First, I see public attention desiring to move away from artificial intelligence unless significant new innovations are made. There's a general fatigue from keeping track of the rapid pace of innovation at the moment, and with that fatigue comes a desire for a new topic of interest to enter the tech discourse.

However, I'm not sure that desire is going to be satisfied. When we look at AI innovation at the moment we're seeing innovations in video generation and analysis, general performance improvements, and a shift towards giving organizations the opportunity to craft new add-ins and extensions into AI systems like Copilot and OpenAI models. These developments are further expanding the potential impact of these technologies while giving organizations new ways of connecting to these services.

Additionally, and much more likely to make a profound impact, the developments with transformer-based models have given reinforcement learning additional attention and resources - though it hasn't been without its merits in the past decade, including accomplishments with game playing, most notably with the AlphaGo program defeating the world champion at Go in 2017.

Reinforcement learning allows systems to experiment and interpret input without guidance on what optimal solutions should look like.
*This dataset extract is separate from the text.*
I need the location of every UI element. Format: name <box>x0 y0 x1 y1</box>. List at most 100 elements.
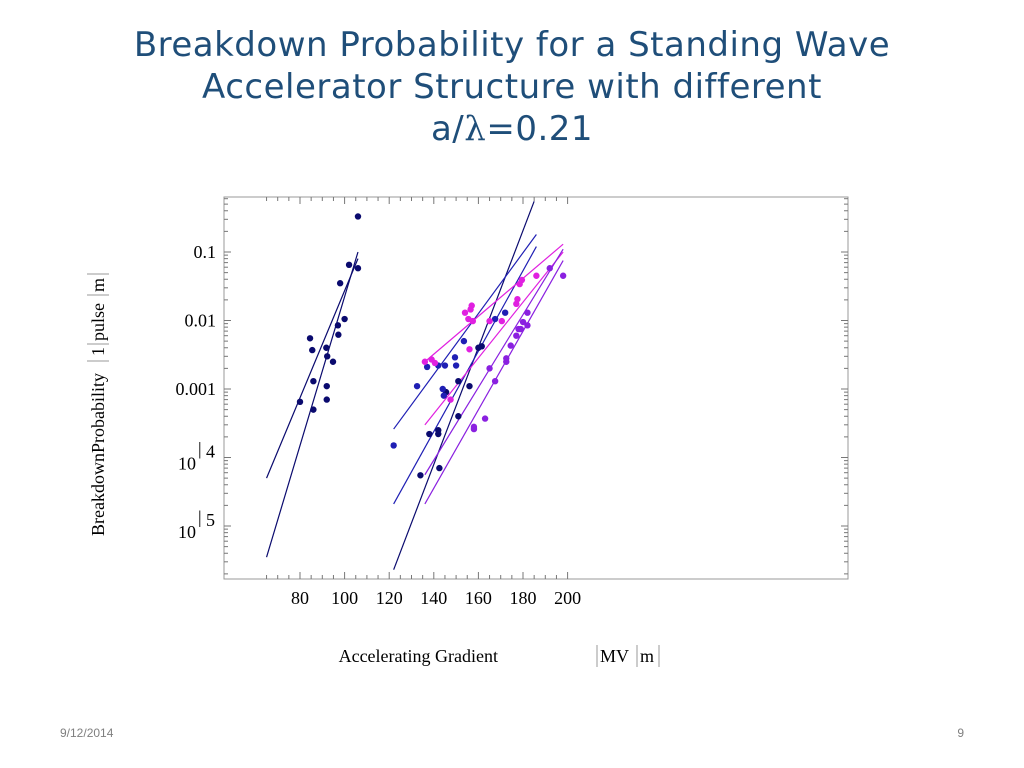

This makes reinforcement learning ideal for building adaptive and optimized solutions to problems from game playing to robotic balance and motion.

While reinforcement learning can work well with sensors and actuators, it also has been shown to work well with pixels on screens, including playing games like Super Mario Brothers just based on the pixels on the screen.

When you combine the disciplines of reinforcement learning, computer vision, large language models, and AI orchestration you start to see some interesting possibilities including AI systems that can interact with a computer at a graphical user interface level, interpreting icons and screens to perform common prescribed actions and workflows. This technology is in its infancy, but the direction the research is going could see AI systems driving mouse and keyboard actions to work with computers at a more generalized level.

Of course, systems that are built for specific tasks and interact with those systems directly are going to be much more successful at those tasks, but it's interesting to see a direction that workflow-based AI systems might take.

This begs the question that many of my students had when Chat GPT was unveiled: are our jobs safe? To which, you can now answer some questions:

  • Can your job be succinctly described in an email?
  • Does your job rarely require expert knowledge or advanced intuition?
  • Does your job involve a large degree of work that is similar in nature?
  • Is there ample documentation on the decisions that need to be made or the business domain involved?

For most of us, the answers to these questions are no, but some aspects of our jobs might fit into these buckets, and those aspects will likely change.

Regardless of whether public interest in AI continues to hold, there will be people innovating in these areas for years and we will see other breakthroughs and innovations in the future.

What those AI systems look like is anyone's guess, but my personal guess is that they'll look less like Commander Data or HAL and more like a very gifted search engine or automated wizard. In order to succeed with them, you'll need to understand what you want and be able to describe it, but the more AI systems advance, the more our words will become magical in terms of their effects and outputs.